2000 Cheerios Dollar - 2000 Prototype Golden (Sacagawea) Dollar, FS-902

by: Dr. Ron Brown   |   Saturday, August 21, 2021   |   0 Comments

Treasures among Treasure

2000 Prototype Golden (Sacagawea) Dollar, FS-902

By Dr. Ron Brown


With rare exemption, I always write about coins I own. This article is no exception and from my ownership, I observed and learned a few things that I feel should be said again about this rare and very desirable variety.


Business Strike Reverse: note smooth appearance of neck and tail    Prototype Reverse: note feather texture of neck, wings and tail


The year 2000 – the New Millennium was planned with much fanfare.  If you recall there were the dooms day prognosticators who foretold of the end of the world using the Y2K title to warn. Do you recall the computer tech guys who said all our systems would crash due to the computers and their programs only using two digit year designators and the New Year 2000 was never planned for? Even our appliances were supposed to fail. In Health Care, my profession, health departments around the country was forcing the industry to plan for major outages and make alternative plans and file a strategic plan with them. With rare exception all the planning and concern resulted in “Much to Do about Nothing”- a real a waste of money and precious time.

But one big change did realize – the United States Mint introduced a New Golden Dollar with the goal of the American populace embracing it over the old paper dollar bill. Great effort was put into place to make this a reality. TV ads ran, promotional items were issued, all with the goal of the public to embrace these new coins. By early January 2000, this being before they were available anywhere else, Walmart, Sam’s Club and the General Mills partnered with the U.S. Mints promotion and had the coins for distribution. Federal Reserve Banks did not begin shipping the coins until January 18, 2000. However this was not the only promotion as the mint partnered with many large retailers to issue the new “Golden Dollars” in change. Within this promotion, General Mills placed one Lincoln cent in every box of Cheerios and a Sacagawea dollar and cent inside every 2,000th box of the same. One detail not often mentioned is that in every 4,400th box, there was a certificate redeemable for $100 in the New Golden Dollar. I have always wondered if some of these might have been of the prototype variety.  An excerpt of the Mints press release is here below:



First Year 2000 Pennies and Dollar Coins in All Six Cheerios Brands This Week
Minneapolis, January 5, 2000 - The Millennium will arrive in mint condition - literally! Ten million newly minted Millennium Pennies - the first Lincoln cents stamped with the year 2000 - will be distributed inside boxes of all six varieties of Cheerios. The 10 million cereal boxes containing the Millennium Penny will appear on store shelves across the United States beginning this week.
Since general circulation of these coins is not expected to begin until February, this historic offer gives Americans a chance to get the new coins before they're widely available.
In addition to the penny, every 2,000th participating box in the Cheerios franchise will include one of the brand new, highly anticipated one-dollar gold-colored coins - the Golden Dollar - featuring the image of Native American heroine Sacagewea. Plus, every 4,400th box will contain a $100 prize in the form of a special certificate redeemable for 100 of the new Golden Dollars.

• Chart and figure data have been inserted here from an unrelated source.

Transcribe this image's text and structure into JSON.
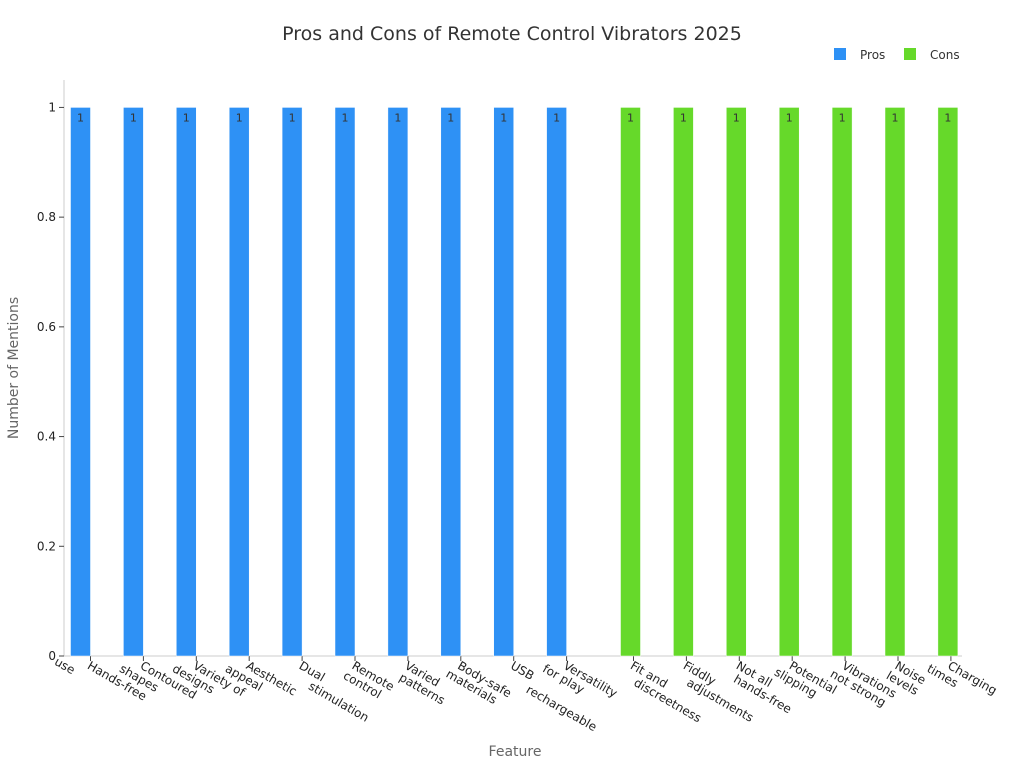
{
  "chart_data": {
    "type": "bar",
    "title": "Pros and Cons of Remote Control Vibrators 2025",
    "xlabel": "Feature",
    "ylabel": "Number of Mentions",
    "ylim": [
      0,
      1.05
    ],
    "yticks": [
      "0",
      "0.2",
      "0.4",
      "0.6",
      "0.8",
      "1"
    ],
    "grid": false,
    "legend_position": "top-right",
    "categories": [
      [
        "Hands-free",
        "use"
      ],
      [
        "Contoured",
        "shapes"
      ],
      [
        "Variety of",
        "designs"
      ],
      [
        "Aesthetic",
        "appeal"
      ],
      [
        "Dual",
        "stimulation"
      ],
      [
        "Remote",
        "control"
      ],
      [
        "Varied",
        "patterns"
      ],
      [
        "Body-safe",
        "materials"
      ],
      [
        "USB",
        "rechargeable"
      ],
      [
        "Versatility",
        "for play"
      ],
      [
        "Fit and",
        "discreetness"
      ],
      [
        "Fiddly",
        "adjustments"
      ],
      [
        "Not all",
        "hands-free"
      ],
      [
        "Potential",
        "slipping"
      ],
      [
        "Vibrations",
        "not strong"
      ],
      [
        "Noise",
        "levels"
      ],
      [
        "Charging",
        "times"
      ]
    ],
    "series": [
      {
        "name": "Pros",
        "color": "#2e91f5",
        "values": [
          1,
          1,
          1,
          1,
          1,
          1,
          1,
          1,
          1,
          1,
          null,
          null,
          null,
          null,
          null,
          null,
          null
        ]
      },
      {
        "name": "Cons",
        "color": "#66d92a",
        "values": [
          null,
          null,
          null,
          null,
          null,
          null,
          null,
          null,
          null,
          null,
          1,
          1,
          1,
          1,
          1,
          1,
          1
        ]
      }
    ]
  }
}
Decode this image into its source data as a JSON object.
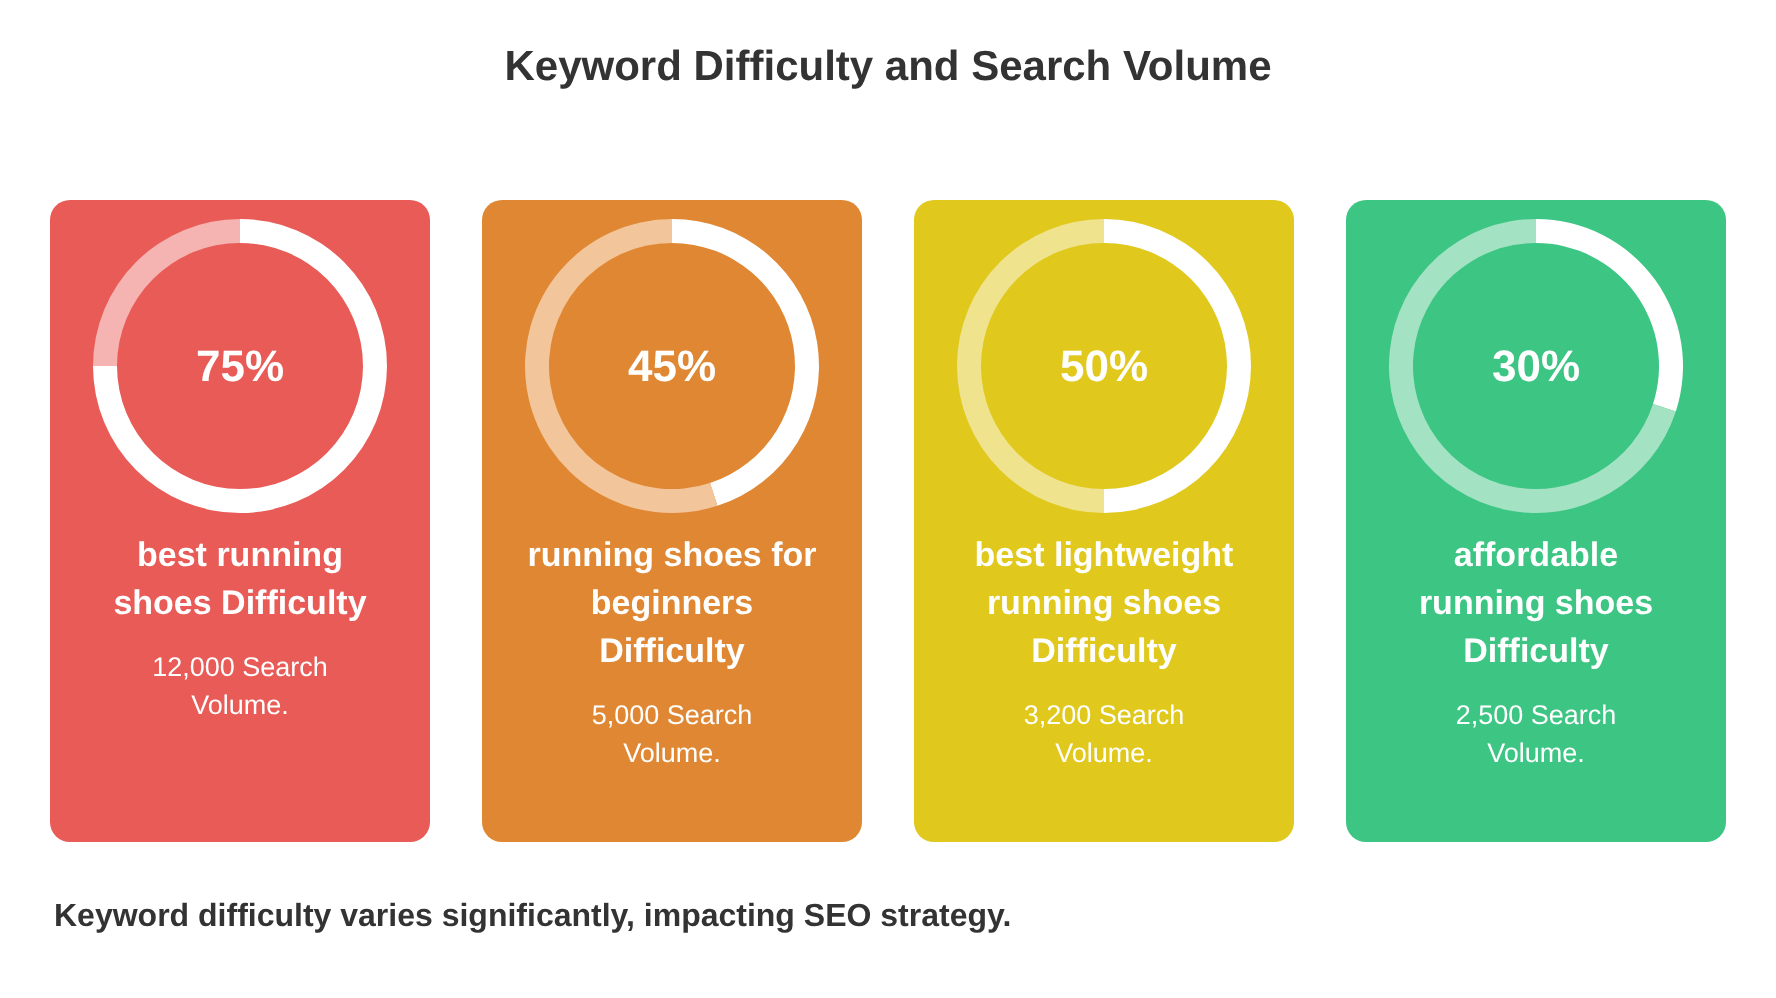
{
  "chart_data": [
    {
      "type": "donut",
      "title": "Keyword Difficulty and Search Volume",
      "subtitle": "best running shoes Difficulty",
      "annotations": [
        "12,000 Search Volume."
      ],
      "categories": [
        null,
        null
      ],
      "values": [
        75,
        25
      ],
      "colors": [
        "#ffffff",
        "#f5b3b1"
      ],
      "value_labels": [
        "75%",
        null
      ]
    },
    {
      "type": "donut",
      "subtitle": "running shoes for beginners Difficulty",
      "annotations": [
        "5,000 Search Volume."
      ],
      "categories": [
        null,
        null
      ],
      "values": [
        45,
        55
      ],
      "colors": [
        "#ffffff",
        "#f2c59a"
      ],
      "value_labels": [
        "45%",
        null
      ]
    },
    {
      "type": "donut",
      "subtitle": "best lightweight running shoes Difficulty",
      "annotations": [
        "3,200 Search Volume."
      ],
      "categories": [
        null,
        null
      ],
      "values": [
        50,
        50
      ],
      "colors": [
        "#ffffff",
        "#f0e38e"
      ],
      "value_labels": [
        "50%",
        null
      ]
    },
    {
      "type": "donut",
      "subtitle": "affordable running shoes Difficulty",
      "annotations": [
        "2,500 Search Volume.",
        "Keyword difficulty varies significantly, impacting SEO strategy."
      ],
      "categories": [
        null,
        null
      ],
      "values": [
        30,
        70
      ],
      "colors": [
        "#ffffff",
        "#a3e3c3"
      ],
      "value_labels": [
        "30%",
        null
      ]
    }
  ]
}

With the late discovery in 2005 of this Sacagawea variety, FS-902 - today not many collectors recall these cereal boxes



During the delivery of the coins, being sealed by the mint on the cards – obverse side up, any difference would not have been noticed on the reverse or down side. The inserted coins dated 2000 were placed on a card, obverse side up and shrink-wrapped – thus in keeping with the promotion of the year 2000 which the coins all showed. For some reason, the black card decorated with images of 2000-dated cents and dollar coins carry the “S” mint mark used on proof coins which neither of these coins would have. The packaging was titled “Cheerios”, and this moniker has been attached to the coins ever since.